El emparejamiento y la maternidad son vistos como
formas de dependencia abrumadoras
La preponderante valoración de la
independencia individual hace que no se reivindique un mayor apoyo a una
actividad colectivamente imprescindible, pero personalmente absorbente. En
estas condiciones es previsible que el matrimonio pierda atractivo como vía de
asunción del compromiso de estabilidad de la convivencia en pareja. Resulta
preferible evitar la interferencia judicial en una eventual ruptura, más temida
aún si incluye el enfrentamiento por la custodia de los hijos. E, incluso, se
intuye que la vida sin convivencia en pareja pueda ser una opción mejor
adaptada a la creciente centralidad de la realización personal y profesional.
Mientras, el ejercicio de la reproducción
continúa encargado a una familia nuclear en la que el afecto se sigue
considerando el sistema de incentivos más eficiente para la concepción y la
crianza.

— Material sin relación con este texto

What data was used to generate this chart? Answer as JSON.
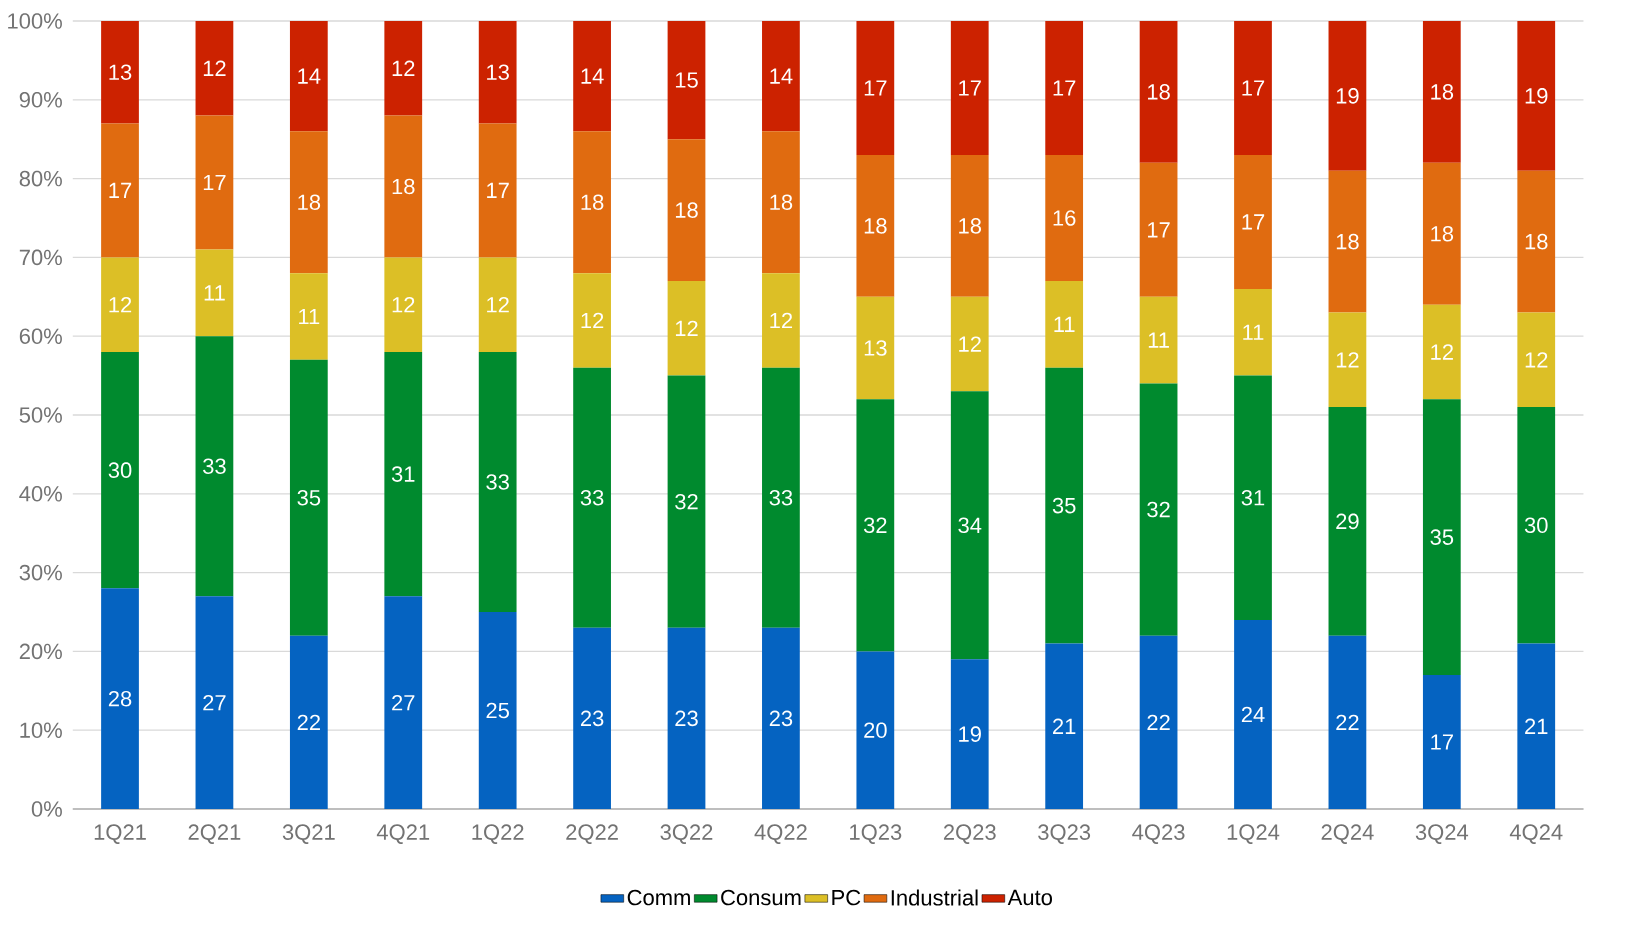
{
  "chart_data": {
    "type": "bar",
    "stacked": true,
    "categories": [
      "1Q21",
      "2Q21",
      "3Q21",
      "4Q21",
      "1Q22",
      "2Q22",
      "3Q22",
      "4Q22",
      "1Q23",
      "2Q23",
      "3Q23",
      "4Q23",
      "1Q24",
      "2Q24",
      "3Q24",
      "4Q24"
    ],
    "series": [
      {
        "name": "Comm",
        "color": "#0563c1",
        "values": [
          28,
          27,
          22,
          27,
          25,
          23,
          23,
          23,
          20,
          19,
          21,
          22,
          24,
          22,
          17,
          21
        ]
      },
      {
        "name": "Consum",
        "color": "#008a2e",
        "values": [
          30,
          33,
          35,
          31,
          33,
          33,
          32,
          33,
          32,
          34,
          35,
          32,
          31,
          29,
          35,
          30
        ]
      },
      {
        "name": "PC",
        "color": "#dcbf26",
        "values": [
          12,
          11,
          11,
          12,
          12,
          12,
          12,
          12,
          13,
          12,
          11,
          11,
          11,
          12,
          12,
          12
        ]
      },
      {
        "name": "Industrial",
        "color": "#e06b10",
        "values": [
          17,
          17,
          18,
          18,
          17,
          18,
          18,
          18,
          18,
          18,
          16,
          17,
          17,
          18,
          18,
          18
        ]
      },
      {
        "name": "Auto",
        "color": "#cc2200",
        "values": [
          13,
          12,
          14,
          12,
          13,
          14,
          15,
          14,
          17,
          17,
          17,
          18,
          17,
          19,
          18,
          19
        ]
      }
    ],
    "ylim": [
      0,
      100
    ],
    "yticks": [
      {
        "value": 0,
        "label": "0%"
      },
      {
        "value": 10,
        "label": "10%"
      },
      {
        "value": 20,
        "label": "20%"
      },
      {
        "value": 30,
        "label": "30%"
      },
      {
        "value": 40,
        "label": "40%"
      },
      {
        "value": 50,
        "label": "50%"
      },
      {
        "value": 60,
        "label": "60%"
      },
      {
        "value": 70,
        "label": "70%"
      },
      {
        "value": 80,
        "label": "80%"
      },
      {
        "value": 90,
        "label": "90%"
      },
      {
        "value": 100,
        "label": "100%"
      }
    ],
    "grid": "y",
    "legend": "bottom",
    "data_labels": true
  }
}
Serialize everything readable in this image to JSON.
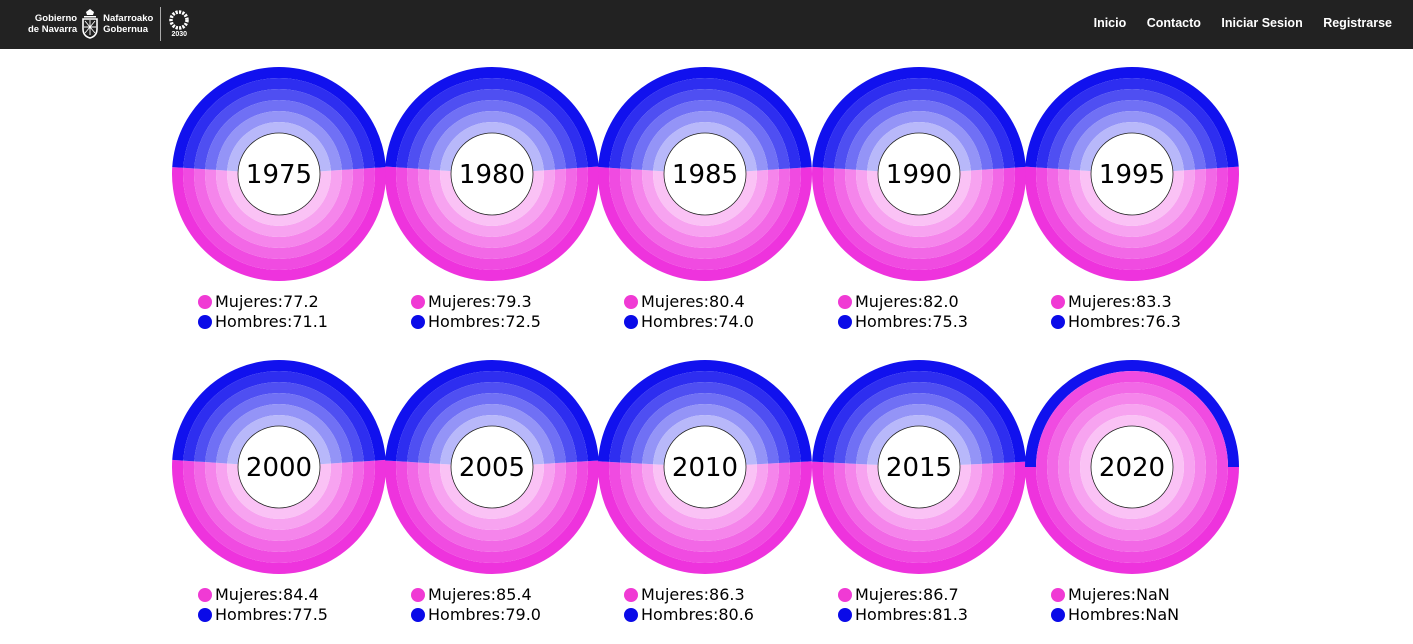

Y en la que, cada vez en mayor medida, unos cohabitantes sin más
vínculo que el de su “relación libremente acordada” puedan optar entre
priorizar: o la mutua compañía para su realización personal, o la dedicación a
la paternidad-maternidad, o procurar llevar a cabo ambas opciones de forma
simultánea o secuencial.
Cambian las prioridades dando lugar al
desprestigio del amor. Así, se propician biografías en las que se antepone el
que las sucesivas relaciones colaboren y acompañen la consolidación
profesional, pero que, en ningún caso, los sentimientos amorosos la puedan
poner en cuestión. Incluso, se terminan prefiriendo los momentos disjuntos de
compañía a las vinculaciones, para no comprometer la libertad vital cotidiana.
El emparejamiento, el matrimonio, y más aún, la maternidad, se temen como
formas de dependencia abrumadoras y prescindibles. Y se posponen. La soledad va
ganando adeptos entre los que tienen los recursos suficientes para llevar una
vida acomodada sin ninguna colaboración relacional.
*Luis
Garrido Medina es
catedrático de Sociología en la UNED.